笑顔の宇野、失意の羽生。逆転優勝にはフリーで200点台が必須に (2ページ目)

  • 折山淑美●取材・文 text by Oriyama Toshimi
  • 能登直●撮影 photo by Noto Sunao

 そのサルコウも成功するかと思われた瞬間、羽生は着氷でバランスを崩して左膝を氷についてしまう。そのまま立ち上がって2回転トーループをつけたが、それは連続ジャンプと認められず、得点の対象になった基礎点は4回転サルコウの分だけ。GOE(出来栄え点)でも4点減点される結果となってしまった。

 その後はキッチリと加点をもらう完璧な滑りをしたが、得点は98.39点。その時点でトップに立っていたボーヤン・ジンを0.25点下回り、全員が滑り終わった時点で5位となった。

「跳んだ瞬間の感じはよかったけれど、降りた瞬間に『アレッ?』と思いました。映像を見たら、軸がちょっと後ろに倒れていたかなと思うけど......。1番滑走は得意だと思っているし、それにどう対応するかも考えて練習ができていた。

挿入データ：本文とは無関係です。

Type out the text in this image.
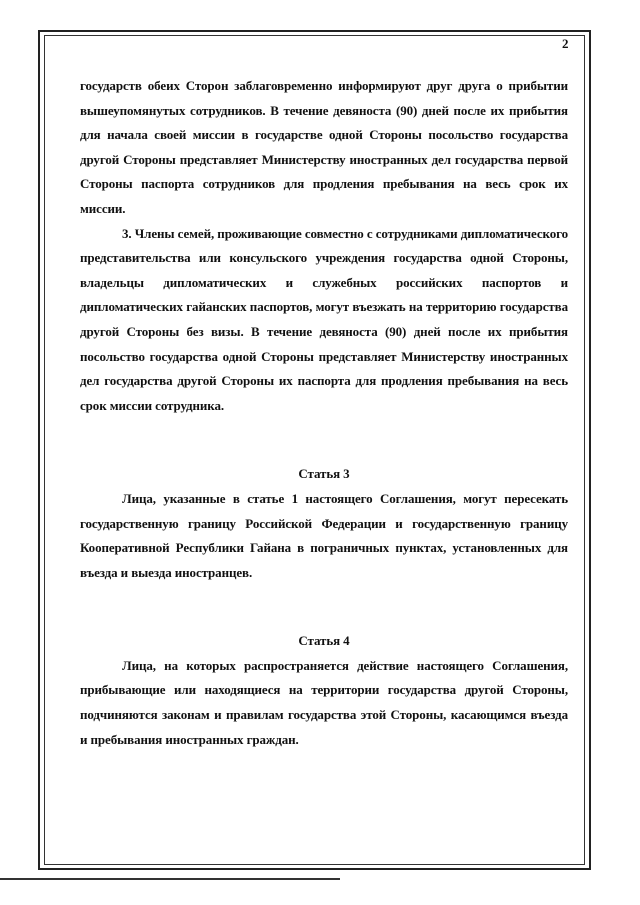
2

государств обеих Сторон заблаговременно информируют друг друга о прибытии вышеупомянутых сотрудников. В течение девяноста (90) дней после их прибытия для начала своей миссии в государстве одной Стороны посольство государства другой Стороны представляет Министерству иностранных дел государства первой Стороны паспорта сотрудников для продления пребывания на весь срок их миссии.

3. Члены семей, проживающие совместно с сотрудниками дипломатического представительства или консульского учреждения государства одной Стороны, владельцы дипломатических и служебных российских паспортов и дипломатических гайанских паспортов, могут въезжать на территорию государства другой Стороны без визы. В течение девяноста (90) дней после их прибытия посольство государства одной Стороны представляет Министерству иностранных дел государства другой Стороны их паспорта для продления пребывания на весь срок миссии сотрудника.

Статья 3

Лица, указанные в статье 1 настоящего Соглашения, могут пересекать государственную границу Российской Федерации и государственную границу Кооперативной Республики Гайана в пограничных пунктах, установленных для въезда и выезда иностранцев.

Статья 4

Лица, на которых распространяется действие настоящего Соглашения, прибывающие или находящиеся на территории государства другой Стороны, подчиняются законам и правилам государства этой Стороны, касающимся въезда и пребывания иностранных граждан.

 6分間練習もそんなに悪くなかったと思いますが、結局ミスをしてしまったことには変わりないので。今シーズンはずっと『悔しい』とばかり言ってますが、その経験を活かせずに終わってしまい、自分に不甲斐ない気持ちでいっぱいです」

 自信を持って跳んだ4回転サルコウでの想定外のミス。いつもは前向きな表情で話す羽生だが、この日ばかりは失意が前面に出ている雰囲気があった。